The core idea is straightforward: find the set of parameters that makes the model's predictions as close as possible to the actual data, where "closeness" is measured by the sum of squared residuals. As one standard reference puts it, least squares is "a method to determine the best-fit model by minimizing the sum of the squared residuals, the differences between observed values and the values predicted by the model" [16].
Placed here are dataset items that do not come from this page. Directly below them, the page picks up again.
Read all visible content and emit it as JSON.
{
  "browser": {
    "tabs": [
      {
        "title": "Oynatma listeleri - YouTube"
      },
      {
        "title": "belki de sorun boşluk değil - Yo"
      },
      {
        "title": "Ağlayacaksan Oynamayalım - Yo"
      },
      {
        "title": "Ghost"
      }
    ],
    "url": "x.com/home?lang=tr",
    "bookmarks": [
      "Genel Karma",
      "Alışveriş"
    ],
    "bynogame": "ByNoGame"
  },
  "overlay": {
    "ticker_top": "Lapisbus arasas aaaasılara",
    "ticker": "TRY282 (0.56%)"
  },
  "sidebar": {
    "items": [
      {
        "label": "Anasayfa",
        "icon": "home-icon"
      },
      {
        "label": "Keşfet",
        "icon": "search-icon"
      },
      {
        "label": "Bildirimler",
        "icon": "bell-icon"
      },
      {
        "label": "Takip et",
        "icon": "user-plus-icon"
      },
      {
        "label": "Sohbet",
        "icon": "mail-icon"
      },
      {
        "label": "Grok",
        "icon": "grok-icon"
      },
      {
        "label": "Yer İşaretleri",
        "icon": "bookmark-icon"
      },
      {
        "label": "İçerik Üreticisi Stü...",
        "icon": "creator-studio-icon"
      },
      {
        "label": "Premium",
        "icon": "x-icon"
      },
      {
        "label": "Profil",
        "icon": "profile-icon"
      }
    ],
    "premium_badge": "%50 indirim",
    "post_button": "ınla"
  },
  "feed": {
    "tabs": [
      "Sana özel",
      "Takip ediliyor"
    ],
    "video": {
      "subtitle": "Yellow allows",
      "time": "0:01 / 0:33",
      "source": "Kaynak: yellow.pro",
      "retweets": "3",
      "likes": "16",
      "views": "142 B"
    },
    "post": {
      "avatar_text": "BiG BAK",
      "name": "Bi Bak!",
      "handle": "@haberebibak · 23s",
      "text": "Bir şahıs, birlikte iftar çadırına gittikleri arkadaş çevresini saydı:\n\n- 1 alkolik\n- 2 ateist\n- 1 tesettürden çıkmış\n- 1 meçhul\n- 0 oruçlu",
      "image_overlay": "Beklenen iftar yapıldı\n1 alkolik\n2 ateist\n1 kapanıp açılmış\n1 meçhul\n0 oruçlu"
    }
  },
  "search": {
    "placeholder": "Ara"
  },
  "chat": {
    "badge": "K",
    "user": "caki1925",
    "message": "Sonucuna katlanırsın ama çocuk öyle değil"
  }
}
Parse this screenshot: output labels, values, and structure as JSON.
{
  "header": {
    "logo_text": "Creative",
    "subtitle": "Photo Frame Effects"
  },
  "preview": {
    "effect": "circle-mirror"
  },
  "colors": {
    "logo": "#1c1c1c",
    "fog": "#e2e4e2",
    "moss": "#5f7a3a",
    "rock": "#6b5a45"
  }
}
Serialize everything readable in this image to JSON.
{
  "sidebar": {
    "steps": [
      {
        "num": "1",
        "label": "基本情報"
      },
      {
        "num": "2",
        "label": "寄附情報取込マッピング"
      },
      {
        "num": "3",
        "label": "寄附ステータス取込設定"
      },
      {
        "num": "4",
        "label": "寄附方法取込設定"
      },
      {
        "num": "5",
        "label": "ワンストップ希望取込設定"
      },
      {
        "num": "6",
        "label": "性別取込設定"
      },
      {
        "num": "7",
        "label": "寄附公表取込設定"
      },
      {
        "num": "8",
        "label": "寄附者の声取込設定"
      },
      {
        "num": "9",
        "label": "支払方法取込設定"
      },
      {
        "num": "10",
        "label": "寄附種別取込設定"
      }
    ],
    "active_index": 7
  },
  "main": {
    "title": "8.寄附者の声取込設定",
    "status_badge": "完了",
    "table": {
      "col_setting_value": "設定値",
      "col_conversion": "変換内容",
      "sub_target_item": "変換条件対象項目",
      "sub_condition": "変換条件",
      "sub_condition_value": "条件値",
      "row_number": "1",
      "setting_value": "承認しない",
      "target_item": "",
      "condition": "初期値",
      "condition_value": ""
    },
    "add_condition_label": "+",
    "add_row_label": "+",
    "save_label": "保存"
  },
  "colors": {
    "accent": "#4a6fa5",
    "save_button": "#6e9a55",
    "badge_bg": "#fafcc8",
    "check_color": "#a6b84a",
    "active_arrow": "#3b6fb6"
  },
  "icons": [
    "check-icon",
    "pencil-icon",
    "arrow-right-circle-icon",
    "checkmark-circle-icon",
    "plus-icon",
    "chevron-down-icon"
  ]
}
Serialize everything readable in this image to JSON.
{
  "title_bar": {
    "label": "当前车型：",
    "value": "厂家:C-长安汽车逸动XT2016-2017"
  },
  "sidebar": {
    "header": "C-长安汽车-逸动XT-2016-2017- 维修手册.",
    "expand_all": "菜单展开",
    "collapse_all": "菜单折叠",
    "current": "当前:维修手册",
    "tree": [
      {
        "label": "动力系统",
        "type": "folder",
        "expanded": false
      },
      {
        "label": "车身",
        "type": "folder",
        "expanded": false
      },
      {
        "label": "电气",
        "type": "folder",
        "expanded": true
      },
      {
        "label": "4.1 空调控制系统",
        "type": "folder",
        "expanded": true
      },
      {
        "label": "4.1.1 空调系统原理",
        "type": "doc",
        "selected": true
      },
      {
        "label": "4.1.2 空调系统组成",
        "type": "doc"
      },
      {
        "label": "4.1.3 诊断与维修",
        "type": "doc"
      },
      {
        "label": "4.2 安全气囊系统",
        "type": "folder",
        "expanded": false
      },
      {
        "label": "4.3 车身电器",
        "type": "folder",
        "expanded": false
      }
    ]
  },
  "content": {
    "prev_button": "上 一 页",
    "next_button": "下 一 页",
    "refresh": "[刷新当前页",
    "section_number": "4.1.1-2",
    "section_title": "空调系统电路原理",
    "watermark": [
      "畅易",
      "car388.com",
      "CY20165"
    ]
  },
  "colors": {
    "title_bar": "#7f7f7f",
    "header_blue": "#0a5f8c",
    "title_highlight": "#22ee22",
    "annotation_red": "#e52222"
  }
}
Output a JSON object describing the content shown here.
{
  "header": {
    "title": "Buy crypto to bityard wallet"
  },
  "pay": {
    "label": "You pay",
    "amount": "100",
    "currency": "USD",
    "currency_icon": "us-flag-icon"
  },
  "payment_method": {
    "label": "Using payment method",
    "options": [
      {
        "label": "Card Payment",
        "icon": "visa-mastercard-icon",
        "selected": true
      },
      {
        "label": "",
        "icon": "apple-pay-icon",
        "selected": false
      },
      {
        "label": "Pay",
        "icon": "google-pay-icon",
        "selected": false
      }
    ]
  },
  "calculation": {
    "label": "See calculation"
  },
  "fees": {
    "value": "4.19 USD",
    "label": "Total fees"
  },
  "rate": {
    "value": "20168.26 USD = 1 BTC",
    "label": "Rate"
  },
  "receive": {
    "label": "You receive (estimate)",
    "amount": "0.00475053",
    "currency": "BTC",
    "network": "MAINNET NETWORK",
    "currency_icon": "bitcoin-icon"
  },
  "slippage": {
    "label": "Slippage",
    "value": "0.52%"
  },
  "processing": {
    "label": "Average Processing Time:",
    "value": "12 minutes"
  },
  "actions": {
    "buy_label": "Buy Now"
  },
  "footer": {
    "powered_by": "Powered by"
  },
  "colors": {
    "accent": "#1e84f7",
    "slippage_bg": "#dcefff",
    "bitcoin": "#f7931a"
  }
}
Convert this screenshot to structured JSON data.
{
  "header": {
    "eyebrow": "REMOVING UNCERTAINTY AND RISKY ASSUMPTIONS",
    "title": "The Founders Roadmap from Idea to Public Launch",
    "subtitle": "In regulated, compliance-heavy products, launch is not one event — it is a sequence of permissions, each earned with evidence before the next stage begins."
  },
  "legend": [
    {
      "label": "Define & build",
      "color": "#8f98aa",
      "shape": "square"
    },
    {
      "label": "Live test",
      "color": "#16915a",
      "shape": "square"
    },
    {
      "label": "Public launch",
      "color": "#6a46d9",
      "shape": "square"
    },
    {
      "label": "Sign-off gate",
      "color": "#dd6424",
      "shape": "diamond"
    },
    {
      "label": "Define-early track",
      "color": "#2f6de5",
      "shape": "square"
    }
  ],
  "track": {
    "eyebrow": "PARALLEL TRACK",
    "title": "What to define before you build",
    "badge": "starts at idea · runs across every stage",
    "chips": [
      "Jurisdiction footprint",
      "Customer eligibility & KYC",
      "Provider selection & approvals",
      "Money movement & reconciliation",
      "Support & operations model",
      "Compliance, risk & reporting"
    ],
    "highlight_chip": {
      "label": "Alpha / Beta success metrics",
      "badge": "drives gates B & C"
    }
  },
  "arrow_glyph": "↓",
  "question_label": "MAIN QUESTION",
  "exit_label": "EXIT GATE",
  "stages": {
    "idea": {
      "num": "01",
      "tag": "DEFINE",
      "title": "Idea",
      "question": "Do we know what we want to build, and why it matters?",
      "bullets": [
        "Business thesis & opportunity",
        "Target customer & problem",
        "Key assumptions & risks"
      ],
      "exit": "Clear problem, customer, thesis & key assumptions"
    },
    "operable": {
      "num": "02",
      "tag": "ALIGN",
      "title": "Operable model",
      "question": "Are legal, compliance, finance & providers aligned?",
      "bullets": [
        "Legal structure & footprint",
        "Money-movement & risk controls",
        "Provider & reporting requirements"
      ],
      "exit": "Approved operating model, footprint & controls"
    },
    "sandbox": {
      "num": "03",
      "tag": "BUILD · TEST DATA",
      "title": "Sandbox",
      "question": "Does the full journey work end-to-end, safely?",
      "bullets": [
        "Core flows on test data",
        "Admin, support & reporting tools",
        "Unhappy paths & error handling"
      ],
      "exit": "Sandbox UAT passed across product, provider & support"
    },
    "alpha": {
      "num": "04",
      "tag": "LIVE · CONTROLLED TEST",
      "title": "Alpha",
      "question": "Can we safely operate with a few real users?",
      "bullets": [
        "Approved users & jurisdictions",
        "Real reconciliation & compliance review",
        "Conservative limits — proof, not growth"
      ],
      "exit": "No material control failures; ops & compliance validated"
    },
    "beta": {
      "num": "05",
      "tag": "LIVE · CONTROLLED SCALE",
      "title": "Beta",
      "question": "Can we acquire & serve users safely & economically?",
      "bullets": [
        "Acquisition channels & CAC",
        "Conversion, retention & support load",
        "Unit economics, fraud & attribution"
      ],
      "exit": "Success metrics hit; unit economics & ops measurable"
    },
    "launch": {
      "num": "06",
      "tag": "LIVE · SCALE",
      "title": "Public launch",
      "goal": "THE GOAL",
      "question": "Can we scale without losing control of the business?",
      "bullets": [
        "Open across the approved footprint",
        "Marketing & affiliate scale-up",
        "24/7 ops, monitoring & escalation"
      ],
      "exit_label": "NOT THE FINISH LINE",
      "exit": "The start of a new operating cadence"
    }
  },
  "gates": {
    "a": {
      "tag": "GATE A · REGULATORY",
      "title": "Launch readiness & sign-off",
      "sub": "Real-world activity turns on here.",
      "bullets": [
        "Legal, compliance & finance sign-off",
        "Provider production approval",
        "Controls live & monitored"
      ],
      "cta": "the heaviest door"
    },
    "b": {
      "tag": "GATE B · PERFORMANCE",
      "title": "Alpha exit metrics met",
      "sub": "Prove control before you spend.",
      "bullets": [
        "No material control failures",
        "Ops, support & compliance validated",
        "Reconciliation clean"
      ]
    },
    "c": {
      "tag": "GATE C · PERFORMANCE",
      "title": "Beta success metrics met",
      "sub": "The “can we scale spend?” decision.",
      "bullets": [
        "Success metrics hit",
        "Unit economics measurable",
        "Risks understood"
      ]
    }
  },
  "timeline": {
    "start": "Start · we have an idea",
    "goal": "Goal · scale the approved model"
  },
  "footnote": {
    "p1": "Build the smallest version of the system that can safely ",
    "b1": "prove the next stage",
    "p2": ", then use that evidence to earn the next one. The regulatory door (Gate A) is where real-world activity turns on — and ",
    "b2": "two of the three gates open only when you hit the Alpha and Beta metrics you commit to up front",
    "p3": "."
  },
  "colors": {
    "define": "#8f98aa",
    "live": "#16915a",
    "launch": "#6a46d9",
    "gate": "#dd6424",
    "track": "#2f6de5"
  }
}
The method was first published by Adrien-Marie Legendre in 1805 and independently developed by Carl Friedrich Gauss, who published it in 1809 and claimed he had been using it since 1795 [1][2][3]. Since then, it has expanded into a family of techniques, including ordinary least squares (OLS), weighted least squares (WLS), generalized least squares (GLS), nonlinear least squares, and total least squares, each suited to different data conditions and modeling assumptions.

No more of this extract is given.